AS THE European Commission begins its deliberations on whether to extend the consortia block exemption for another five years, battle lines are being drawn over the costs and benefits of alliances and vessel sharing agreements.
A recent International Transport Forum report concluded that “liner shipping does not have unique characteristics that justify exemptions from competition law, either for conferences or for alliances”.
But Drewry has come down on the side of the carriers, arguing that shippers have benefitted from the existence of consortia as they have helped facilitate competition in an increasingly consolidated market.
“The formation of the current alliance structure was a defensive move to lower costs at a time of serious financial distress that brought about the demise of Hanjin Shipping,” Drewry said. “Without such agreements in place, it is our view that market concentration would accelerate at even faster pace than it is as it would place even higher barriers of entry into European trades.”
The assertion is because economies of scale have led to the introduction of ultra-large containerships on Asia-Europe trade, and that there would be a shift in the balance of power between carriers that could afford to invest in this class of ship and those that could not.
“Alliances have at least kept entry into the ULC club open to more lines than otherwise would have been the case, negating the need to purchase all of the ships required to operate a weekly service,” Drewry said.
While it was possible that some carriers could maintain similar port pairings without being in an alliance, it would require the introduction of additional tonnage, making it hard to sustain utilisation. It would also extend transit times and reduce direct services.
“The reality is that the Asia-north Europe trade will in the not too distant future be entirely populated with ULCs, so without access to alliances any lacking carriers would be at such a cost disadvantage they would likely be dissuaded from entry,” Drewry said.
But few carriers will have enough ULCs in the short-to-medium term to run their own loops.
“Given it requires 10-12 ships per service, even Maersk and Mediterranean Shipping Co could entertain running maybe three Asia-Europe services on their own, down from the six offerings they have now,” Drewry said.

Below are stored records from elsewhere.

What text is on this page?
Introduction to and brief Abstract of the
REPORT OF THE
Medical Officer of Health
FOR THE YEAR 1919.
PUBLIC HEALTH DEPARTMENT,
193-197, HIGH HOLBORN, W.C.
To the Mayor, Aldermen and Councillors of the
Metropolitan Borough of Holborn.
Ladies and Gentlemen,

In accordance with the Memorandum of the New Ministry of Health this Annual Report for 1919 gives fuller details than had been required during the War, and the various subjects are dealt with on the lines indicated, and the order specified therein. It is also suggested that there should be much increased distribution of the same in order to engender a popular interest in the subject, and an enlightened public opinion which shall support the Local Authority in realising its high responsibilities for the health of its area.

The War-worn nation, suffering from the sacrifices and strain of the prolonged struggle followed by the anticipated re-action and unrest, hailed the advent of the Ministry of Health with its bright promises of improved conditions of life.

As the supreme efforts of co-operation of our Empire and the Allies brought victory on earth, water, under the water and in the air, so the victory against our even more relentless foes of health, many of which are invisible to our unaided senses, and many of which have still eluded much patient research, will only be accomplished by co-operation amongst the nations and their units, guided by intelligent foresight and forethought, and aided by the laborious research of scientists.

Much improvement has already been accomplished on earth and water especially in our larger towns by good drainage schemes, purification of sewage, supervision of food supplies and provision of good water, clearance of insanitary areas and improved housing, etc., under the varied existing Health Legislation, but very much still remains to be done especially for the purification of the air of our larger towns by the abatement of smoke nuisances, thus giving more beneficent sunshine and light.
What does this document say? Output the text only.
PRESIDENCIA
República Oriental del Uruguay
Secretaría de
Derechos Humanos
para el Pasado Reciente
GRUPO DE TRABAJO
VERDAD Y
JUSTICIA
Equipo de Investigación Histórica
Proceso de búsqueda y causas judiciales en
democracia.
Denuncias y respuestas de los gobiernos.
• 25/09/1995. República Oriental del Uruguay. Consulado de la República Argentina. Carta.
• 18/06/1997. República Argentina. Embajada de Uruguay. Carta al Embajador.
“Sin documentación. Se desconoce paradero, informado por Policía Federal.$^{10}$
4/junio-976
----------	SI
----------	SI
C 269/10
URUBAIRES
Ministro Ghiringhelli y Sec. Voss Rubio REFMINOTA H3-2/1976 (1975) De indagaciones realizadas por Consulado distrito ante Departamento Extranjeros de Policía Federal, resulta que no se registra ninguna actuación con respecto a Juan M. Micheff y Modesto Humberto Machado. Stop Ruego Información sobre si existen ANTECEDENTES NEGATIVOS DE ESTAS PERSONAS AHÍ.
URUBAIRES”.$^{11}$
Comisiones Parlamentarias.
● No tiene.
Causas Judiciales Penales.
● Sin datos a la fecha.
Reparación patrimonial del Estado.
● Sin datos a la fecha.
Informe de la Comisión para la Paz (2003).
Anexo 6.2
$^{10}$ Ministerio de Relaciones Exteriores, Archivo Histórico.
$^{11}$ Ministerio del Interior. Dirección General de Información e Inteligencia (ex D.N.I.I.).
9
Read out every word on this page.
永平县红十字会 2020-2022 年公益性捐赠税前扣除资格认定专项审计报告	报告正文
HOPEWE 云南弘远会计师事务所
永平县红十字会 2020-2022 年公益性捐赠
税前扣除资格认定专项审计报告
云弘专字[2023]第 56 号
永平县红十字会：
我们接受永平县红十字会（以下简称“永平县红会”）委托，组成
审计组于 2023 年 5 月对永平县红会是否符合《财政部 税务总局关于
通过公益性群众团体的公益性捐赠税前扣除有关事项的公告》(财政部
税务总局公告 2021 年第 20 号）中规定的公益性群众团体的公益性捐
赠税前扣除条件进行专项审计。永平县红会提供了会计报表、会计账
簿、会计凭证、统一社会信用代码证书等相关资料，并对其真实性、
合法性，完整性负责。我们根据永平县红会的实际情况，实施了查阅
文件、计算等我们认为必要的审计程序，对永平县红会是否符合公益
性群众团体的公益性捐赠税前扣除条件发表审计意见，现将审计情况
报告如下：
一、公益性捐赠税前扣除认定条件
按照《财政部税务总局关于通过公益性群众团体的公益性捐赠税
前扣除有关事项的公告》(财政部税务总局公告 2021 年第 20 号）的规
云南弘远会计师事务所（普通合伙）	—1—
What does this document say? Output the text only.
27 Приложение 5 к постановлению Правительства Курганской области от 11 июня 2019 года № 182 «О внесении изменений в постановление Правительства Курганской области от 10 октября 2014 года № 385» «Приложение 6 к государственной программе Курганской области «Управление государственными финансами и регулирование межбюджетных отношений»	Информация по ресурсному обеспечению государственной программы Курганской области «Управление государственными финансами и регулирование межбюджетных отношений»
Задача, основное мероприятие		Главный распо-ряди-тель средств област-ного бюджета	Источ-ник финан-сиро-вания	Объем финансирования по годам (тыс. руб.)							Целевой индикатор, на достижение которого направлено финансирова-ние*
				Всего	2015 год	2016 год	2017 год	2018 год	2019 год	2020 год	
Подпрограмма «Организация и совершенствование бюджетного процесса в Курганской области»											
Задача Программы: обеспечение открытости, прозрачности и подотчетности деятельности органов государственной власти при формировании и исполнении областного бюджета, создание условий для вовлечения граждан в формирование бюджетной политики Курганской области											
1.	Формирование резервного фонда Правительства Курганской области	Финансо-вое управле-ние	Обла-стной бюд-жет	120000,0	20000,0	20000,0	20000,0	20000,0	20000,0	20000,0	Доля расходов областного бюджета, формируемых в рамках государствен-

But if consolidation continues among container lines, alliances may reach a natural endpoint of their own, Drewry noted.
“The economic efficiency of alliances may decrease as carriers become larger and fewer, being better able to fill the biggest ships on their own,” Drewry said.
“Instead of three or four alliances or vessel sharing agreements involving 15 carriers per trade, we can envisage a future with say only four independent mega-carriers per trade and no alliances. On the flip side, if containerships grow larger than the current maximum the need for alliances will become more imperative.”
For now, however, shippers should not fear alliances that have aided competition during a period of concentration.
“That process is ongoing, but will likely accelerate without consortia block exemption,” Drewry said.